President Eisenhower who was a Republican nominated the highly influential William Brennan of New Jersey as an Associate Judge of the Supreme Court (Gerhardt, 1992) despite Brennan being a Democrat. Also nominated by Eisenhower were Justices Potter Stewart and John Harlan who were both strong supporters of the Republican Party. Eisenhower did so with the blessings of a Senate controlled by majority Democrats (Gerhardt, 1992). Partisan politics can be dangerous especially when it comes to the nomination and confirmation of Justices. Often, there evolve ideological divergences, political differences, and racial divisions when selecting justices.

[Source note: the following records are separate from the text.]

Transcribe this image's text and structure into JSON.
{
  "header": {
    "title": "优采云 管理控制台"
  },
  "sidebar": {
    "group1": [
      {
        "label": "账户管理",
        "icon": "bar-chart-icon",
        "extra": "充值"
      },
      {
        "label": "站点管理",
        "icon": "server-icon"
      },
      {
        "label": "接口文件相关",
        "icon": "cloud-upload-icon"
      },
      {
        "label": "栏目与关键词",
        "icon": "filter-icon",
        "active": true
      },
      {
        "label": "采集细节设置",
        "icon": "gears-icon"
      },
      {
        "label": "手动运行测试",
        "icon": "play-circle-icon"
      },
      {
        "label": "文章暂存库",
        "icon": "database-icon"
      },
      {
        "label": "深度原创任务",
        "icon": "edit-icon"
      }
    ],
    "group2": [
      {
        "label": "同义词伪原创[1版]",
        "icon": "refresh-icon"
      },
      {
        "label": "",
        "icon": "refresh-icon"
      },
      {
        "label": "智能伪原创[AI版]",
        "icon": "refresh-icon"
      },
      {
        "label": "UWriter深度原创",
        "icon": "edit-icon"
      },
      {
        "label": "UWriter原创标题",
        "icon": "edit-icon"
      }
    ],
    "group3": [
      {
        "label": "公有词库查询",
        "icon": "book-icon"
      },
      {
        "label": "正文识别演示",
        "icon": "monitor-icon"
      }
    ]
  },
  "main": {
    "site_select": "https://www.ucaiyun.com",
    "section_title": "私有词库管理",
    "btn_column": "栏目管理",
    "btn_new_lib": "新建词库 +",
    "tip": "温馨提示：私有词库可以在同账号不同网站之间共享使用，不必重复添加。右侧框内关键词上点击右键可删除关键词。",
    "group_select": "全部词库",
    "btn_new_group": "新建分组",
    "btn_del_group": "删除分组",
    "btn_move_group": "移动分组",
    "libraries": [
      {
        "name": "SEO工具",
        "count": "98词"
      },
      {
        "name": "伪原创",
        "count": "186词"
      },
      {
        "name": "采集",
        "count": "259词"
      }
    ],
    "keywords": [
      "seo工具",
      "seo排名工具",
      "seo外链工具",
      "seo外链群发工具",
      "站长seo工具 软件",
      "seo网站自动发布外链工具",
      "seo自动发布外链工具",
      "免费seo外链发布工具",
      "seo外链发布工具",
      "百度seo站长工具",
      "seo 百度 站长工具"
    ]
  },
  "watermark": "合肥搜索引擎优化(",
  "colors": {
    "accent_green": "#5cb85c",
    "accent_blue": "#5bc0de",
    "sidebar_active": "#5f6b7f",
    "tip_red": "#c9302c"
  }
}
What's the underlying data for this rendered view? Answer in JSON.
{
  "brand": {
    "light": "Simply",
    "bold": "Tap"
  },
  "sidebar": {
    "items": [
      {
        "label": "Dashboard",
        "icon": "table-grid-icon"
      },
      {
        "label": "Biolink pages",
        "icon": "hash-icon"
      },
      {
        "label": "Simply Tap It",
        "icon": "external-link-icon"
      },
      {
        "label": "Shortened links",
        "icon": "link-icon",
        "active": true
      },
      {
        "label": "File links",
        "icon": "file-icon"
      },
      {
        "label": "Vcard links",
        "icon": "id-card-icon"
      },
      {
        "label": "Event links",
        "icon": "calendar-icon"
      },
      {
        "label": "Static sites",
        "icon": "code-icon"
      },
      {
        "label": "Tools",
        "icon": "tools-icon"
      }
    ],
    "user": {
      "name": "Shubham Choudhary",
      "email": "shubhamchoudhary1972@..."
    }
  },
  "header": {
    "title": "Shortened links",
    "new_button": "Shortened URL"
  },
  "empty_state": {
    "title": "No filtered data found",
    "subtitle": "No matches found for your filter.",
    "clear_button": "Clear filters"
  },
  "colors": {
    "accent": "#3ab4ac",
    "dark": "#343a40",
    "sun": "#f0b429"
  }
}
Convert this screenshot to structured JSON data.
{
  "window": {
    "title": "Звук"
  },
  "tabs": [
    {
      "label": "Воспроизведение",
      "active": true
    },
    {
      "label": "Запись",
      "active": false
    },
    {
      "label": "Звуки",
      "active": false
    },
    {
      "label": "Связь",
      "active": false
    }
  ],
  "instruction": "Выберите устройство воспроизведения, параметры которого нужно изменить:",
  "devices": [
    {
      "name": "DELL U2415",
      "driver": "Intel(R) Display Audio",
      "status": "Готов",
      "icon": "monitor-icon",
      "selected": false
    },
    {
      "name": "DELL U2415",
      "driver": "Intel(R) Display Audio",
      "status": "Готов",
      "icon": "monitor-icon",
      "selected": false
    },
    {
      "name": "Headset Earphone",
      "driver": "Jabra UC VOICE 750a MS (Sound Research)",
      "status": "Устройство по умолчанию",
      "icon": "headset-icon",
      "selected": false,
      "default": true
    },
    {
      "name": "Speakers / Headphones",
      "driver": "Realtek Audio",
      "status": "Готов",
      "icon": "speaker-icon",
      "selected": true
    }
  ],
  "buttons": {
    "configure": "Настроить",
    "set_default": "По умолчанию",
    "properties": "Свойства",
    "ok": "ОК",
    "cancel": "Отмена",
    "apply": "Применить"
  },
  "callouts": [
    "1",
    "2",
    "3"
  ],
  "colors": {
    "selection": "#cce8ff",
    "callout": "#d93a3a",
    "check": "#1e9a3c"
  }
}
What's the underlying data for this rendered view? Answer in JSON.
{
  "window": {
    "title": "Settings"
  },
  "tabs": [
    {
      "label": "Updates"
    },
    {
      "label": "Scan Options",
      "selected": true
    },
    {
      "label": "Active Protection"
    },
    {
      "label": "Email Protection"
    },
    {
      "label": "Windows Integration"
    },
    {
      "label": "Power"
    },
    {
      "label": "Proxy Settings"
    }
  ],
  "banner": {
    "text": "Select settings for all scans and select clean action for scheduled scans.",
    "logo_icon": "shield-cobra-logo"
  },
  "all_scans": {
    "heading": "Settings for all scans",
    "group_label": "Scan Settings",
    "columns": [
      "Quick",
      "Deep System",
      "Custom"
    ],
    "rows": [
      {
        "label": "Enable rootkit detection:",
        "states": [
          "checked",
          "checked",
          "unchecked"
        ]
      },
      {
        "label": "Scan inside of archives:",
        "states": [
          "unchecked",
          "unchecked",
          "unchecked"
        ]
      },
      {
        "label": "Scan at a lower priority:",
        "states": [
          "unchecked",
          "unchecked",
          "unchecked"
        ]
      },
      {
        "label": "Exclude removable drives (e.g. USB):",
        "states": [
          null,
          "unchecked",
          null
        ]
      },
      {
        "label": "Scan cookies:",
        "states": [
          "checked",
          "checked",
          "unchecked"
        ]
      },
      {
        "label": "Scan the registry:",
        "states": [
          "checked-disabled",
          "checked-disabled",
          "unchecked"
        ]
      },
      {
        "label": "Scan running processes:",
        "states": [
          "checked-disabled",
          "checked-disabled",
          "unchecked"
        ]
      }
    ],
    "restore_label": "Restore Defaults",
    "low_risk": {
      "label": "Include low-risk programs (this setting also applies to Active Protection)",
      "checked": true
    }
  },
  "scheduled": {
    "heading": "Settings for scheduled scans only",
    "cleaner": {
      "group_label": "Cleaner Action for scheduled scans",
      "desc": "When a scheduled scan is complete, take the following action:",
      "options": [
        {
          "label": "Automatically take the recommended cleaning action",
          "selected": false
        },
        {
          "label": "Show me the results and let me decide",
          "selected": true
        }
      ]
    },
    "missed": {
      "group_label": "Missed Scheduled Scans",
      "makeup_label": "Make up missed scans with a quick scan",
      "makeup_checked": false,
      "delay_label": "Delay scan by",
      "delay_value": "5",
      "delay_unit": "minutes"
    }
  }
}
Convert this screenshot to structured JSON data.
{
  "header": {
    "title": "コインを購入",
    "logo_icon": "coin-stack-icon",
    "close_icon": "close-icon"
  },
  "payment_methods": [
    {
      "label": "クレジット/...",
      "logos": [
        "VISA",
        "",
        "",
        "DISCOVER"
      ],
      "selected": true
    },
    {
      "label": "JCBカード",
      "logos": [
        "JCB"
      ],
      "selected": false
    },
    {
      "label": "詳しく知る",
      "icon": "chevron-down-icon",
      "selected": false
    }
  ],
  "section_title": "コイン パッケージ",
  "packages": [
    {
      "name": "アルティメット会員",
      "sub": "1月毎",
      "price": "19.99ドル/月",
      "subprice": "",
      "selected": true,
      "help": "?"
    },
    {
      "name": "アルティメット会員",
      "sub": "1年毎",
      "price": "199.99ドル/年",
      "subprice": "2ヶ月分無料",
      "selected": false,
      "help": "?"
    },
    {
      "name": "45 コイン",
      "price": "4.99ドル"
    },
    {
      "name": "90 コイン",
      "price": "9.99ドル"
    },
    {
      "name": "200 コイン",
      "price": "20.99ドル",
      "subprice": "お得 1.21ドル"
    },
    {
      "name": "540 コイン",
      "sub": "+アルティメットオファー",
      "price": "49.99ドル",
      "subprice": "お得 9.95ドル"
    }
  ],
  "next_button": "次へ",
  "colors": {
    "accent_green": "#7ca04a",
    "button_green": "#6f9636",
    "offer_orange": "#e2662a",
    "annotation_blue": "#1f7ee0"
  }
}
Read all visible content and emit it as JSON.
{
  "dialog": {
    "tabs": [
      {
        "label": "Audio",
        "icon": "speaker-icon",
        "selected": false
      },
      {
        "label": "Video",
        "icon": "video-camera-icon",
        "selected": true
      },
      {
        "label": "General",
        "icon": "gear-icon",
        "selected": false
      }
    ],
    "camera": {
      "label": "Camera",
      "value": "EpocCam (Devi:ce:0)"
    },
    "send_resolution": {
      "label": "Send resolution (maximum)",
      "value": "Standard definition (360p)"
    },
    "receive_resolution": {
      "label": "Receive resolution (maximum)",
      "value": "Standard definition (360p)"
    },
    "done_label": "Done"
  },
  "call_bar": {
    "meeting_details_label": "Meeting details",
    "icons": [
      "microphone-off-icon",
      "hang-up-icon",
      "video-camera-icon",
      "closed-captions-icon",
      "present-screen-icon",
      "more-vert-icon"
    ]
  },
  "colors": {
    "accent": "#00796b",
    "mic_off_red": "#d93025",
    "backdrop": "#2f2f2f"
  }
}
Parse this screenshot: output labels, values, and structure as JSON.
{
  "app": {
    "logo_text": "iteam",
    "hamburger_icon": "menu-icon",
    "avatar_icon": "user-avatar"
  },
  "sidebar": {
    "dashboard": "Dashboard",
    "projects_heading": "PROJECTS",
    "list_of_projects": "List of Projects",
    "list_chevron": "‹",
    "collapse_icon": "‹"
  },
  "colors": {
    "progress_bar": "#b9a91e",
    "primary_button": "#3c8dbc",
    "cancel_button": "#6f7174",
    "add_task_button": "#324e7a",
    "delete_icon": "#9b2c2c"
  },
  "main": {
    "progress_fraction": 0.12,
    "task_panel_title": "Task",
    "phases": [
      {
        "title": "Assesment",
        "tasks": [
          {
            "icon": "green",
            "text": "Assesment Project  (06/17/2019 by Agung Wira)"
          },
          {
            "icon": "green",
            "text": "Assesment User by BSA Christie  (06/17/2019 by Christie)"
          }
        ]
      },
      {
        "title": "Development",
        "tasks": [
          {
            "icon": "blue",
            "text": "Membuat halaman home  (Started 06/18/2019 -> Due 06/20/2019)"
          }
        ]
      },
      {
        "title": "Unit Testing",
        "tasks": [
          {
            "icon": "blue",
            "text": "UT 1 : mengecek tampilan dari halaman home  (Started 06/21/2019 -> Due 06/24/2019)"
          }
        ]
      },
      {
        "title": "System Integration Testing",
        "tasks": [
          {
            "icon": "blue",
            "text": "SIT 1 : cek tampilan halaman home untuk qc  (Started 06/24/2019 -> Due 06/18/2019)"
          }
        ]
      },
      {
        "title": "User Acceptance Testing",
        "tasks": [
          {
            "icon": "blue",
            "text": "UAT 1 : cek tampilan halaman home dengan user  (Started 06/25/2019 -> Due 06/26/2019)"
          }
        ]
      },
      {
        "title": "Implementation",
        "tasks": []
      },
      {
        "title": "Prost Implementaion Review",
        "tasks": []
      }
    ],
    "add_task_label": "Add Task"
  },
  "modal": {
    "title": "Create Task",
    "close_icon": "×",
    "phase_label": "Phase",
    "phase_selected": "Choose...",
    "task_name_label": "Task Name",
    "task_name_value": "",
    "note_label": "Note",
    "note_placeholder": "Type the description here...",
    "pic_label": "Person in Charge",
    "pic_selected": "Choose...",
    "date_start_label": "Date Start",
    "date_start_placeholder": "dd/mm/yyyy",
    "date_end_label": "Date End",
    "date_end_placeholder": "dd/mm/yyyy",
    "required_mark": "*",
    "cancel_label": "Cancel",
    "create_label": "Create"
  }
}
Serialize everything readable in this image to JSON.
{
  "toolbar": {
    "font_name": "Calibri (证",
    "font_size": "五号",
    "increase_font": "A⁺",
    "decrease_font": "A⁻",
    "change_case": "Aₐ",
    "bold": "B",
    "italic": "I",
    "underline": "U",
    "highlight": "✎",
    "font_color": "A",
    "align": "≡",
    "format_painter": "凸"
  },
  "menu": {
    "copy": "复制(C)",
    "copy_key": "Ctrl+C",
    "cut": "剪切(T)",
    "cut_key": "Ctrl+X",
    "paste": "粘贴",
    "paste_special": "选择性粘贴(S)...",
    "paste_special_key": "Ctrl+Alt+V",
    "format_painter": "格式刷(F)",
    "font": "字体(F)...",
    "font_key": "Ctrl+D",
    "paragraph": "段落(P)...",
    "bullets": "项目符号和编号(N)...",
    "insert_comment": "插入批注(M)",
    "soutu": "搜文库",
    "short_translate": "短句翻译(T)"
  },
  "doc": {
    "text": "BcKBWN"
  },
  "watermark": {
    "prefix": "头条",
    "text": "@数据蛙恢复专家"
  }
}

Hudson (2010) opines that Congress is more knowledgeable than the selected members of the judiciary when it comes to obligating commerce power. Some justices have been known to pursue their own self-fulfilling agendas leading them to evade judicial conscientiousness (Dimino, 2005). I would suggest that the tenure of judges be limited to certain duration. Justices should not be allowed to sit on the bench until retirement or until incapacitation. There has to be a limitation on the number of years justices serve in the judiciary. Also, selection of justices should be representative of society since America is now a multicultural nation populated by people of walks of life. One other aspect regarding changes to the judicial system would require justices to be free from any political affiliation or alliance. I don’t see anything wrong if election of justices is left to the public to decide on an electoral basis.


Dimino, M.R. (2005). The worst way of selecting judges-except all the others that have been tried. Northern Kentucky Law Review, Vol. 32:2.

Hudson, W. (2010). American democracy in peril: Eight challenges to America's future (6th ed.), Washington, DC: CQ Press.

Gerhardt, M.J. (1992). Divided justice: A commentary on the nomination and confirmation of Justice Thomas. Faculty Publications, Paper 979.